Kids in single-parent households do just as well as others, according to new research
There’s no disputing the fact that navigating through parenthood as a single mom is some serious work. Single moms weather every parenting storm solo, including pulling double duty with the worry and guilt that comes with being a parent. For all the single moms out there reading this, know that you’re doing a great job and your kids are living proof: a recent study found that kids raised in intentionally single-parent households (where the parent is single by choice) thrive just as well as kids in two-parent homes. Because a lot of love goes a long way, no matter how many parents are giving it.
The study, conducted by the Centre of Expertise on Gender Dysphoria of the VU University Medical Centre in Amsterdam, looked at comparing single moms by choice with moms from heterosexual two-parent families. Both groups had a child between the ages of 18 months and six years. Results concluded that kids of single moms were doing “just as well in terms of their well-being” than children of two-parent homes. There were no significant differences in each group of children’s emotional and behavioral problems.

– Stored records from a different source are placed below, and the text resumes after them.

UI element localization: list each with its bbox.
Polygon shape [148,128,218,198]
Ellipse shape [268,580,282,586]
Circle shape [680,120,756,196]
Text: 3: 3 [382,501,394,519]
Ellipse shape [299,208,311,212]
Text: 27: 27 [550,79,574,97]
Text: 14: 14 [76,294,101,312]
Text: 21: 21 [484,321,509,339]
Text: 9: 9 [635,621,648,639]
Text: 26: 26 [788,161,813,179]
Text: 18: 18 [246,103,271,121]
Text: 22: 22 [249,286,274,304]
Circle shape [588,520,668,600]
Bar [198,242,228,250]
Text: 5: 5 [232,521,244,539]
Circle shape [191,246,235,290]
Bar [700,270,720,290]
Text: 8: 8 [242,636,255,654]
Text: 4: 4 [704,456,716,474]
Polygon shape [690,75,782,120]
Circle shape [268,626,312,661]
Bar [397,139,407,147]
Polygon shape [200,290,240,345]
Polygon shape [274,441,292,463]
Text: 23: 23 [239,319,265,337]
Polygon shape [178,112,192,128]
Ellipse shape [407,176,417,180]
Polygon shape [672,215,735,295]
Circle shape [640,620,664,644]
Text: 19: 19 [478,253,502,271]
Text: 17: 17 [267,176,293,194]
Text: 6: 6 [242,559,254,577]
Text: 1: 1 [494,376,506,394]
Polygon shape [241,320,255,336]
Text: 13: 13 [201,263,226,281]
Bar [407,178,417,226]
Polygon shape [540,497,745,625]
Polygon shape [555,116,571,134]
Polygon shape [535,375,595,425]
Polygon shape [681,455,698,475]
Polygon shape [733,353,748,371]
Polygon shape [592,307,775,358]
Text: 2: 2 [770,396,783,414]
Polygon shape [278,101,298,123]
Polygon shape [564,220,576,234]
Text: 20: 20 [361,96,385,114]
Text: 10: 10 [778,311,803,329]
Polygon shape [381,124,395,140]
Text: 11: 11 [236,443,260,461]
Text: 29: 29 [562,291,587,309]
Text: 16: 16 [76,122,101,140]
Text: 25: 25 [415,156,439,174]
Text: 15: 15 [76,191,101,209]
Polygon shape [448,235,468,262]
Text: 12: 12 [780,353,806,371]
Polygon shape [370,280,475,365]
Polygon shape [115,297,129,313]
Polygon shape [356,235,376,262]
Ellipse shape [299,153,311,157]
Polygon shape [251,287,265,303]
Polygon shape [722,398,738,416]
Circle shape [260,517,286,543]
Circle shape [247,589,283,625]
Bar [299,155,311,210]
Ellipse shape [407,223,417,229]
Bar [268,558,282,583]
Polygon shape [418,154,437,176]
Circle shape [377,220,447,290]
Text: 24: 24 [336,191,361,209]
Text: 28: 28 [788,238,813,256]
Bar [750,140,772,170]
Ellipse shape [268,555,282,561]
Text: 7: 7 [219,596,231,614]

“The assumption that growing up in a family without a father is not good for the child is based mainly on research into children whose parents are divorced and who thus have experienced parental conflict,” explained Mathilde Brewaeys, an investigator with the center conducting the study. “However, it seems likely that any negative influence on child development depends more on a troubled parent-child relationship and not on the absence of a father.”
Being a single mom means constantly fighting an uphill battle in a world that doesn’t celebrate them. Everything surrounding parenthood is geared toward the “traditional” two-person home, despite the fact that 12 million U.S. families are managed by single parents. Thanks to research like this, we know that all kids really need to thrive is a loving parent who cares deeply about them — it doesn’t matter if it’s one parent, two parents, or more.
While single moms may not need a partner to raise happy, healthy children, Brewaeys suggests they should try to surround themselves in a village they can rely on. “A strong social network is of crucial importance,” she said. “So I would recommend that all women considering single motherhood by choice make sure of a strong social network – brothers, sisters, parents, friends of neighbors. And to never be afraid to ask for help.”
This study in particular focuses on mothers who choose to parent solo, and is actually the first of its kind. Let’s hope it’s not the last, considering how many women parent alone whether they intend to or not. Single moms have less independence, less social support, and often less financial means than parents with partners. So yeah, they deserve all the credit and assurance they can get from research like this.
And wine. They deserve allll the wine.